Artist: Elisabeth Melander
Album: Reflections of a Voice
Genre: Vocal Jazz
Quality: mp3, 320 kbps
The Voice Inside (00:04:49)
Blue in Green (00:03:53)
Like Someone in Love (00:04:25)
Moon and Sand (00:05:15)
One Insight (00:05:51)
A Song of Joy (00:05:30)
Inside a Silent Tear (00:02:15)
A Foggy Day (00:03:49)
Someone to Watch Over Me (00:06:05)
You’re Everything (00:04:10)
Vi (We) (00:04:30)
Elisabeth Melander was born in Boden, a military town in the cold and desolate north of Sweden. She used her vocal abilities and knowledge of music to escape and is now based in the southern cities of Lund and Malmö, travelling all over the Nordic Area, teaching, spreading the word about jazz and encouraging young musicians.
Every now and then she brings out an album. Reflections Of A Voice is her latest. It features jazz standards and three of her own compositions, the most interesting of these being “The Voice Inside.”
Melander says the song is about “having the courage to listen to our inner voice and the voice of the heart, where truth is found.” It could just as well describe the advice she gives to extract the best from her pupils. The song gets a little “stuck” melodically but her sincerity more than makes up for this and Anders Bergcrantz contributes a thoughtful trumpet solo.
Would that all of her compositions were as good. On “One Insight” she sounds like someone on the verge of a nervous breakdown and even Inge Petersson’s tenor solo can’t ease the pain.
Melander attempts a vocal version of Bill Evans’ “Blue In Green,” from the classic Miles Davis album Kind Of Blue. It wanders all over the place, with bizarre, ethereal “swallowed” lyrics. You never know, Evans might have approved—he had a soft spot for Swedish vocalists, most notably Monica Zetterlund, who put Swedish words to “Waltz For Debby” and invited him to Sweden so they could perform it together.
Melander produces a restrained, thoughtful version of another Evans staple, Jimmy Van Heusen’s “Like Someone In Love.” Bergcrantz delivers a fine solo but is even better in accompaniment.

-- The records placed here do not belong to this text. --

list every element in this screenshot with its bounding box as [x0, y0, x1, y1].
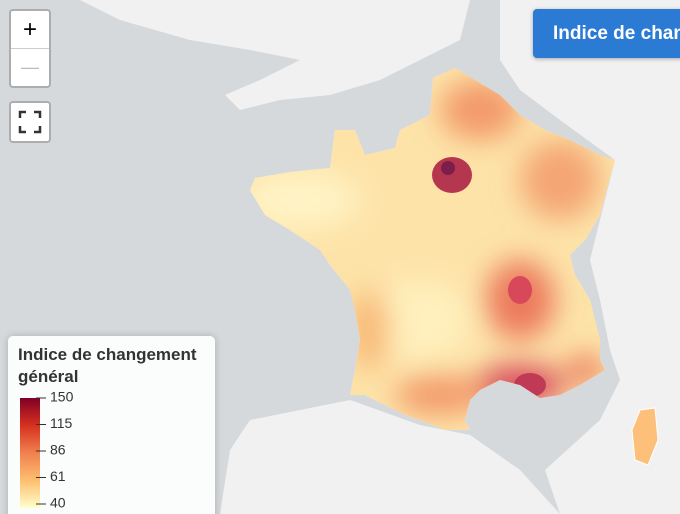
legend-tick-label: 86: [50, 442, 66, 458]
zoom-control: + —: [9, 9, 51, 88]
fullscreen-button[interactable]: [9, 101, 51, 143]
legend-tick-label: 40: [50, 495, 66, 511]
fullscreen-icon: [18, 110, 42, 134]
land: [631, 407, 659, 466]
legend-tick-label: 115: [50, 415, 73, 431]
legend-tick-label: 150: [50, 389, 74, 405]
color-bar: [20, 398, 40, 508]
land: [500, 0, 680, 514]
land: [220, 400, 560, 514]
indicator-button[interactable]: Indice de chan: [533, 9, 680, 58]
zoom-in[interactable]: +: [22, 16, 37, 43]
legend-scale: 150 115 86 61 40: [20, 389, 74, 511]
land: [80, 0, 470, 110]
legend: Indice de changement général 150 115 86 61 4…: [8, 336, 215, 514]
legend-title: Indice de changement général: [18, 345, 197, 386]
zoom-out[interactable]: —: [11, 48, 49, 86]
legend-tick-label: 61: [50, 468, 66, 484]
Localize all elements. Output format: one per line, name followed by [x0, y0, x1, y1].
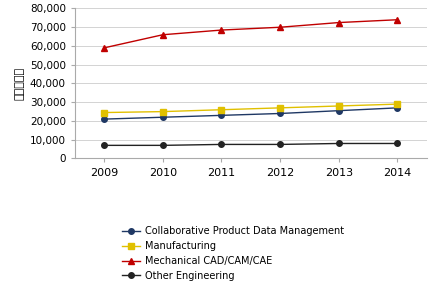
Collaborative Product Data Management [278, 112, 283, 115]
Mechanical CAD/CAM/CAE [219, 28, 224, 32]
Other Engineering [102, 144, 107, 147]
Legend: Collaborative Product Data Management, Manufacturing, Mechanical CAD/CAM/CAE, Ot: Collaborative Product Data Management, M… [122, 226, 344, 281]
Mechanical CAD/CAM/CAE [336, 21, 341, 24]
Other Engineering [278, 143, 283, 146]
Collaborative Product Data Management [102, 117, 107, 121]
Manufacturing [336, 104, 341, 108]
Collaborative Product Data Management [160, 115, 165, 119]
Mechanical CAD/CAM/CAE [395, 18, 400, 22]
Line: Mechanical CAD/CAM/CAE: Mechanical CAD/CAM/CAE [101, 16, 401, 51]
Manufacturing [395, 102, 400, 106]
Manufacturing [102, 111, 107, 114]
Mechanical CAD/CAM/CAE [102, 46, 107, 50]
Manufacturing [219, 108, 224, 112]
Line: Other Engineering: Other Engineering [101, 141, 400, 148]
Manufacturing [160, 110, 165, 113]
Other Engineering [219, 143, 224, 146]
Other Engineering [395, 142, 400, 145]
Mechanical CAD/CAM/CAE [160, 33, 165, 37]
Line: Collaborative Product Data Management: Collaborative Product Data Management [101, 105, 400, 122]
Y-axis label: （百万円）: （百万円） [14, 67, 24, 100]
Manufacturing [278, 106, 283, 110]
Collaborative Product Data Management [219, 114, 224, 117]
Other Engineering [160, 144, 165, 147]
Collaborative Product Data Management [336, 109, 341, 112]
Mechanical CAD/CAM/CAE [278, 25, 283, 29]
Line: Manufacturing: Manufacturing [101, 101, 400, 115]
Other Engineering [336, 142, 341, 145]
Collaborative Product Data Management [395, 106, 400, 110]
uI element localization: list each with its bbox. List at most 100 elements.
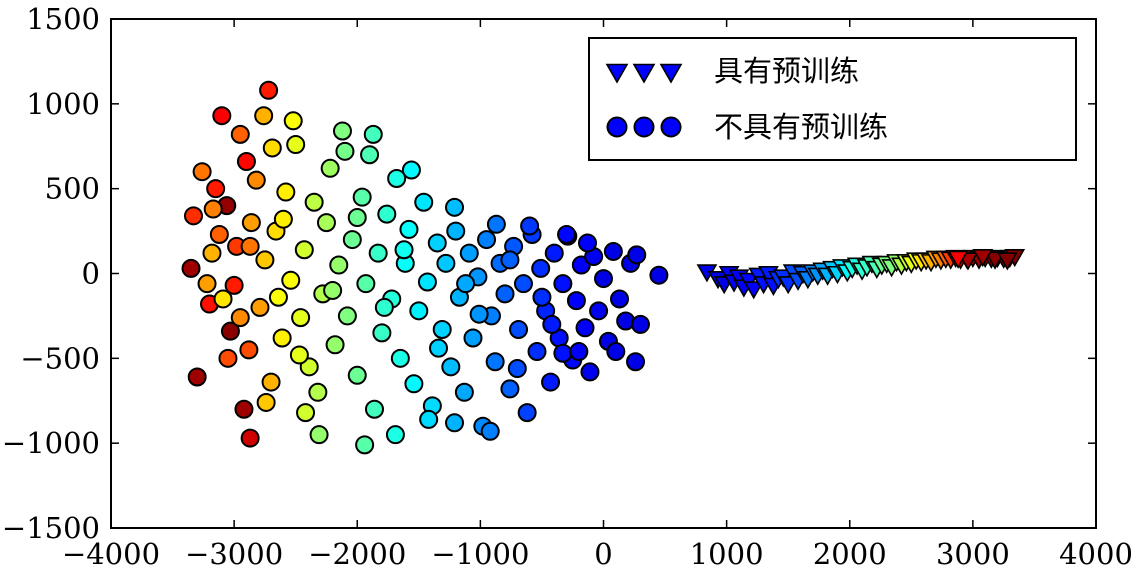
data-point-circle	[286, 135, 306, 155]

It all gets a little academic on occasion, particularly on Alec Wilder’s “Moon And Sand,” which cries out for sensuality. Still, the song is a great survivor. It’s amazing it recovered from its first, extremely stilted outing in 1941 with Xavier Cugat and his Waldorf-Astoria Orchestra.
Despite its flaws, this is an interesting album, demonstrating just how far from Boden Elisabeth Melander has come.